The first step we did was to convert the pathway into a mathematical form, a matrix \(S\) .
$$S= \left[ \begin{matrix} & v1 & v2 & v3 & v4 & v5 & v6 & v7 & v8 & v9 & b1 & b2 \\ Acetyl-CoA & -1 & -1 & 0 & 0 & 0 & 0 & 0 & 0 & 0 & 1 & 0 \\ Acetoacetyl-CoA & 1 & -1 & 0 & 0 & 0 & 0 & 0 & 0 & 0 & 0 & 0 \\ HMG-CoA & 0 & 1 & -1 & 0 & 0 & 0 & 0 & 0 & 0 & 0 & 0 \\ Mevalonate & 0 & 0 & 1 & -1 & 0 & 0 & 0 & 0 & 0 & 0 & 0 \\ Mevalonate-5-phosphate & 0 & 0 & 0 & 1 & -1 & 0 & 0 & 0 & 0 & 0 & 0 \\ Mevalonate-diphosphate & 0 & 0 & 0 & 0 & 1 & -1 & 0 & 0 & 0 & 0 & 0 \\ IPP & 0 & 0 & 0 & 0 & 0 & 1 & 1 & -1 & -1 & 0 & 0 \\ DMAPP & 0 & 0 & 0 & 0 & 0 & 0 & -1 & 1 & 0 & 0 & 0 \\ NPP & 0 & 0 & 0 & 0 & 0 & 0 & 0 & 0 & 1 & 0 & -1 \\ \end{matrix} \right]\tag{001} $$
Then we use flux balance analysis to maximize \( f=c^t v\) with constrains, where \(f\) is our objective function, and \(c\) is a vector of zeros with a one at the last reaction, \(b2\) , and \(v\) represents for the flux through all of the reactions.

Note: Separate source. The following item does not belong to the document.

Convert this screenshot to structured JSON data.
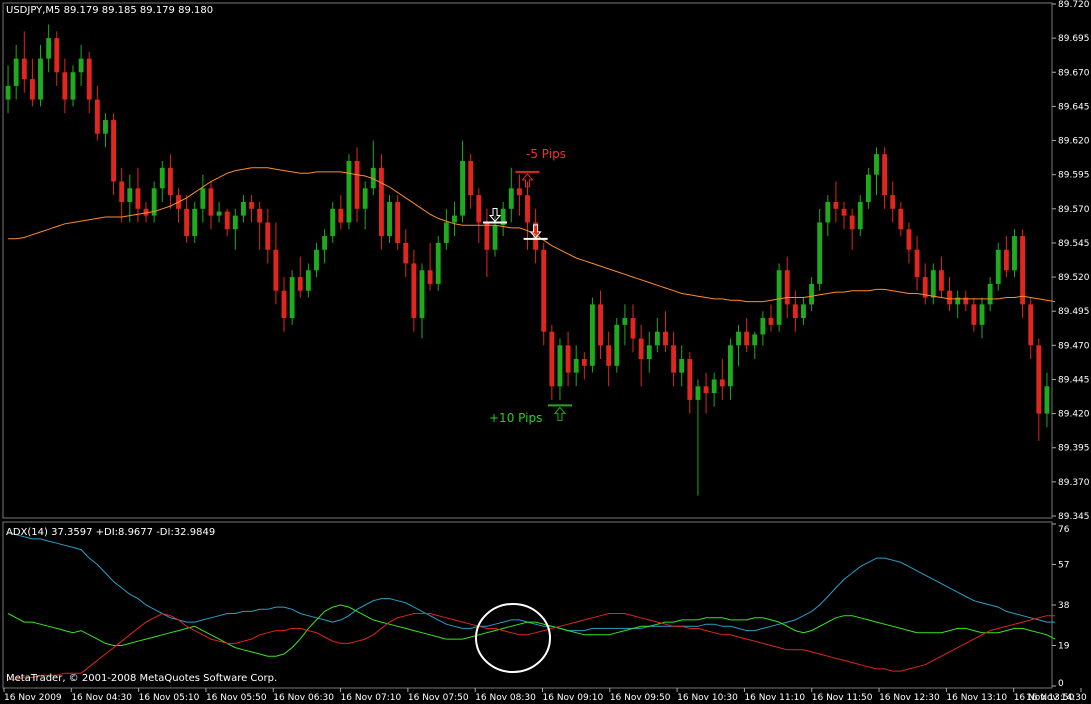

And we use M-M equation to calculate \( V_{max}\):
We found \(k_{cat}\) (Turnover Number) from brenda-enzymes and assumed all initial \(E_t\) are the same:
enzyme | Substrate | Turnover Number [1/s] | KM Value [mM] |
---|---|---|---|
ERG10 | acetyl-CoA | 2.1 | 0.33 |
ERG13 | acetoacetyl-CoA, acetyl-CoA | 4.6 | acetoacetyl-CoA:0.0014, acetyl-CoA:0.05 |
HMG1 | hydroxymethylglutaryl-CoA | 0.023 | 0.045 |
ERG12 | mevalonate | 2.36 | 0.012 |
ERG8 | phosphomevalonate | 3.4 | 0.0042 |
ERG19 | (R,S)-5-diphosphomevalonate | 5.9 | 0.0091 |
NDPS1 | isopentenyl diphosphate | 0.14 | 0.047 |
Gradient Descent Method
Inspired by some machine learning methods, we established an algorithm using gradient descent method and innovatively combined it with flux balance analysis. We calculated the gradients of \(f\) on \(E_t\), and searched for the best length of step on the gradient, to improve \(f\). And we have repeat for 10 times to get the results.
Results
This is the result we got after running our model. The ordinate indicates the multiple of the predicted product generation rate of the model, and the sequence below the abscissa indicates the priority of the enzymes (the left is the highest).
From the figure we can see that the priority of enzymes are: HMG1->NDPS1->ERG10->ERG12->..... For NDPS1 is the enzyme which will be put into the Y. lipolytica and ERG10 shares the substrate (Acetyl-CoA) with ERG13, we finally decided to overexpress HMG1 and ERG12.